Biochemical effects of antidepressant treatment--studies of monoamine metabolites in cerebrospinal fluid and platelet [3H]imipramine binding.

Two putative markers of serotonergic function, the concentrations of the serotonin metabolite 5-hydroxyindoleacetic acid (5-HIAA) and the binding parameters of [3H]imipramine to blood platelets, are discussed. Pretreatment concentrations of 5-HIAA in the cerebrospinal fluid (CSF) are lower in depressed patients than in normal controls, and a low concentration of the metabolite is associated with an increased risk of suicide. Many studies have attempted to use pretreatment concentrations of 5-HIAA, of the noradrenaline metabolite 3-methoxy-4-hydroxyphenylglycol (MHPG) and of the dopamine metabolite homovanillic acid (HVA) as predictors of therapeutic effect. On the whole, HVA appears to predict the effects of diverse treatments rather better than 5-HIAA. Treatment with antidepressant drugs changes the amine metabolite concentrations in the CSF in a relatively predictable way.
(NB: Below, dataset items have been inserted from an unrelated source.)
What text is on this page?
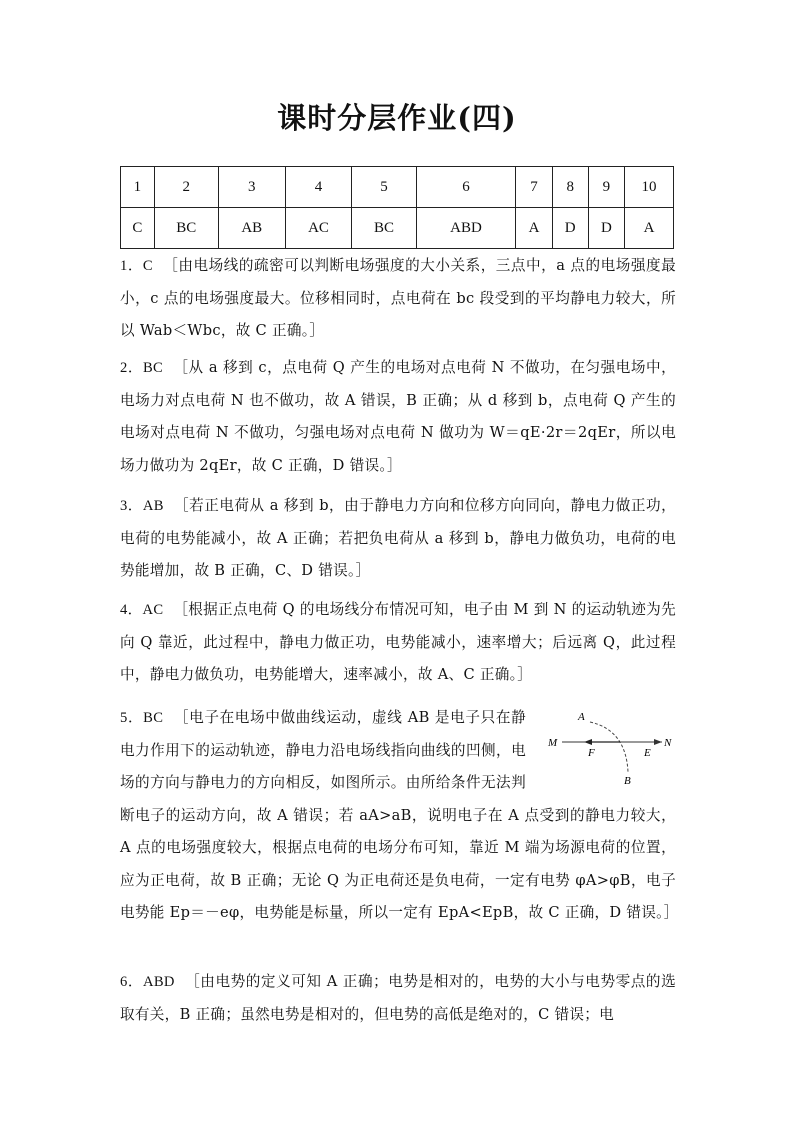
课时分层作业(四)
1	2	3	4	5	6	7	8	9	10
C	BC	AB	AC	BC	ABD	A	D	D	A
1．C ［由电场线的疏密可以判断电场强度的大小关系，三点中，a 点的电场强度最小，c 点的电场强度最大。位移相同时，点电荷在 bc 段受到的平均静电力较大，所以 Wab＜Wbc，故 C 正确。］
2．BC ［从 a 移到 c，点电荷 Q 产生的电场对点电荷 N 不做功，在匀强电场中，电场力对点电荷 N 也不做功，故 A 错误，B 正确；从 d 移到 b，点电荷 Q 产生的电场对点电荷 N 不做功，匀强电场对点电荷 N 做功为 W＝qE·2r＝2qEr，所以电场力做功为 2qEr，故 C 正确，D 错误。］
3．AB ［若正电荷从 a 移到 b，由于静电力方向和位移方向同向，静电力做正功，电荷的电势能减小，故 A 正确；若把负电荷从 a 移到 b，静电力做负功，电荷的电势能增加，故 B 正确，C、D 错误。］
4．AC ［根据正点电荷 Q 的电场线分布情况可知，电子由 M 到 N 的运动轨迹为先向 Q 靠近，此过程中，静电力做正功，电势能减小，速率增大；后远离 Q，此过程中，静电力做负功，电势能增大，速率减小，故 A、C 正确。］
5．BC ［电子在电场中做曲线运动，虚线 AB 是电子只在静电力作用下的运动轨迹，静电力沿电场线指向曲线的凹侧，电场的方向与静电力的方向相反，如图所示。由所给条件无法判断电子的运动方向，故 A 错误；若 aA>aB，说明电子在 A 点受到的静电力较大，A 点的电场强度较大，根据点电荷的电场分布可知，靠近 M 端为场源电荷的位置，应为正电荷，故 B 正确；无论 Q 为正电荷还是负电荷，一定有电势 φA>φB，电子电势能 Ep＝－eφ，电势能是标量，所以一定有 EpA<EpB，故 C 正确，D 错误。］
A
B
M	N
E
F
6．ABD ［由电势的定义可知 A 正确；电势是相对的，电势的大小与电势零点的选取有关，B 正确；虽然电势是相对的，但电势的高低是绝对的，C 错误；电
Thus, administration of selective inhibitors of serotonin uptake has a more profound effect on CSF 5-HIAA, while noradrenaline uptake inhibitors preferentially reduce CSF MHPG concentrations. The Bmax of [3H]imipramine binding to blood platelets has been found to be lower in untreated depressed patients than in healthy controls in several studies. In a study from our group, three weeks' treatment with the serotonin uptake blockers zimeldine and alaproclate increased Bmax, while neither nortriptyline nor electroconvulsive treatment caused any change in Bmax after this time period. One year after initiation of treatment, patients who had clinically recovered and were no longer taking drugs still had a low Bmax of [3H]imipramine platelet binding. Prophylactic lithium caused a significant, but transient decrease in the Bmax of platelet [3H]imipramine binding in euthymic bipolar patients.